In Zeiten knapp werdender IT-Personalkapazitäten kann der Einsatz von Citizen Development eine Chance für Unternehmen sein. Wie setzt man diese Strategie aber richtig um?

Die Suche nach qualifizierten IT-Fachkräften, allen voran Softwareentwicklern, gestaltet sich für Unternehmen immer schwieriger.

Laut Bitkom fehlen in Deutschland derzeit etwa 137.000 IT-Expertinnen und -Experten quer durch alle Branchen. Gleichzeitig geben 64 Prozent der Unternehmen in einer Gartner-Studie an, dass sie digitale Geschäftsbereiche entwickeln müssen, um in ein paar Jahren noch konkurrenz- und überlebensfähig zu sein. In Anbetracht dieser Lage wenden sich Unternehmen immer häufiger Automatisierung und dem Konzept der Citizen Developer zu. Das Konzept dahinter: Mitarbeiter ohne tiefgreifende Programmierkenntnisse werden zu sogenannten Citizen Developer, um die Automatisierung von Geschäftsprozessen mit Unterstützung von Low- oder No-Code-Tools zu entwickeln.
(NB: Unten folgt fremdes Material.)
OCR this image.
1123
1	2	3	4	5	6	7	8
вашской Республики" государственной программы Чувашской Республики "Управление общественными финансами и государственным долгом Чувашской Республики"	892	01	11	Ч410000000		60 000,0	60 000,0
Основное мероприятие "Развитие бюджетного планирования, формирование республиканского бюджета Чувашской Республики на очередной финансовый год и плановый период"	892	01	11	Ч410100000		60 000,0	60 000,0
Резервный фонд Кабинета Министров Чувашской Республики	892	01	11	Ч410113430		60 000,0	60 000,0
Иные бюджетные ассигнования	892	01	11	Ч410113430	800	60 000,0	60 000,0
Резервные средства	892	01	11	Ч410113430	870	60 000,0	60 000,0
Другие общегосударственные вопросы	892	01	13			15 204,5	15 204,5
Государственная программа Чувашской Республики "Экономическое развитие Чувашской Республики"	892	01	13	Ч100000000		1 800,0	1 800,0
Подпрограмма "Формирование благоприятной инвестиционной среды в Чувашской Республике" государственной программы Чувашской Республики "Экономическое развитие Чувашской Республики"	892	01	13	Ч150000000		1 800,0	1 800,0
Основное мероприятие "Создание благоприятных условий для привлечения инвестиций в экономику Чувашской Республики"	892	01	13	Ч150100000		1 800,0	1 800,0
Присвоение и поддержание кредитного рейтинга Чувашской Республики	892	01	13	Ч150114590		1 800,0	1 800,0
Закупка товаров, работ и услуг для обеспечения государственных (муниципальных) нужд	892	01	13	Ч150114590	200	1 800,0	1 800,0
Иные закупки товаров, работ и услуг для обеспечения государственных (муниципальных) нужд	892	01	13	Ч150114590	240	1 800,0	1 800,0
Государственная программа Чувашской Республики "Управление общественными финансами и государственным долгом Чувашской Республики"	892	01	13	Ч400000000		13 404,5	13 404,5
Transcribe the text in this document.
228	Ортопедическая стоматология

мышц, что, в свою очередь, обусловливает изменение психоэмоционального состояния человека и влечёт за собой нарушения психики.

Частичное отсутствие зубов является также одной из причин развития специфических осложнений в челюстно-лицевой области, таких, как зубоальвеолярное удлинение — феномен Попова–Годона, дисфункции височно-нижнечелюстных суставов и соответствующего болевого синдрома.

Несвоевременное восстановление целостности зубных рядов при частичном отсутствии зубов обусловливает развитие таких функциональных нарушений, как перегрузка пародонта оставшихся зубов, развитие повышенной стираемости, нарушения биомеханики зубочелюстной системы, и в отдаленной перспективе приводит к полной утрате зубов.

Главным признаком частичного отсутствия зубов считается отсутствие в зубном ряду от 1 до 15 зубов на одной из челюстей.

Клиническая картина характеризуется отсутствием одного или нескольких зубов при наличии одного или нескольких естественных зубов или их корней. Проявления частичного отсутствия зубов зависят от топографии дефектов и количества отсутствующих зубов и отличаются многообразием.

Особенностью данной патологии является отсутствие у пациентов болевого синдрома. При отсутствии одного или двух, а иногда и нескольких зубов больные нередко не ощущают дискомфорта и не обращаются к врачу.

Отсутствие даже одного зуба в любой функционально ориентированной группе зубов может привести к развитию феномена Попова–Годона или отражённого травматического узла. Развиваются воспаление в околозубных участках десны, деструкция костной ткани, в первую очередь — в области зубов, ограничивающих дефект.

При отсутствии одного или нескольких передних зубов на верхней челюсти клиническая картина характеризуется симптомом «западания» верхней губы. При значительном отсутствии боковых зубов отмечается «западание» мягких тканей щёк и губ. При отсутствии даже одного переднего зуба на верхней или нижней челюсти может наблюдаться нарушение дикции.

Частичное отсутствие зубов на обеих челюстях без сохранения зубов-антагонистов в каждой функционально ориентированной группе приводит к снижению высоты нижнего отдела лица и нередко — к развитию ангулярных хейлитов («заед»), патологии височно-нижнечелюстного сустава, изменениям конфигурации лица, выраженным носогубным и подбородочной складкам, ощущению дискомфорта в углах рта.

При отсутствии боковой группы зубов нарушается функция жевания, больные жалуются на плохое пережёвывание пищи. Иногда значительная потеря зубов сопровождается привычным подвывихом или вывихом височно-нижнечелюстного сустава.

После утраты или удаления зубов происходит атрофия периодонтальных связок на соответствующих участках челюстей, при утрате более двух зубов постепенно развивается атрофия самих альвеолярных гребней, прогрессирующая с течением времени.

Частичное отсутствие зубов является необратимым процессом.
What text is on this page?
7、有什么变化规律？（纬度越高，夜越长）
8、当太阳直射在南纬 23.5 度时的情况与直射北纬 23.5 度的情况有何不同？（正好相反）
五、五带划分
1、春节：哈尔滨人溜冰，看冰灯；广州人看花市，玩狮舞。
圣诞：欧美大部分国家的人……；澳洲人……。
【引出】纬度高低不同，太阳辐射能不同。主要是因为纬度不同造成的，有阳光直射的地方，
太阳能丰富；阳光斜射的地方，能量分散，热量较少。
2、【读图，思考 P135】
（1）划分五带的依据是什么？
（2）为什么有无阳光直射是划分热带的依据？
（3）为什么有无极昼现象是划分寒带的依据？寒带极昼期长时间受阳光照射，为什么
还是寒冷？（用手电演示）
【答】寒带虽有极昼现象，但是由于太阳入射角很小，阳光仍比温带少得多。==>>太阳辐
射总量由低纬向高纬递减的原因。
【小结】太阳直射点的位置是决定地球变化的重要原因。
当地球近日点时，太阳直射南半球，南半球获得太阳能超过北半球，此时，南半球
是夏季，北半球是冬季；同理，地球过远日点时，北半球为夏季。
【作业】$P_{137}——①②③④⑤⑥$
Theoretisch spart dieser Ansatz Kosten für die Rekrutierung und Einstellung von Entwicklern, allerdings sieht die Realität oftmals anders aus. Denn angehende Citizen Developer müssen ihre Zeit einerseits für die Automatisierung von Prozessen und andererseits für andere Aufgabenbereiche ihres Berufes richtig einteilen. Allein das Erlernen neuer Fähigkeiten erfordert viel Zeit und Geduld. Vor dem Hintergrund des ständigen Arbeitsdrucks stellt sich die Frage, wann die ausgewählten Mitarbeiter entsprechend geschult werden sollen. Wie sieht das Schulungsprogramm aus? Wann kann man erste Ergebnisse sehen und wie gehen diese Citizen Developer mit den entsprechenden Governance- oder Sicherheitsfragen um?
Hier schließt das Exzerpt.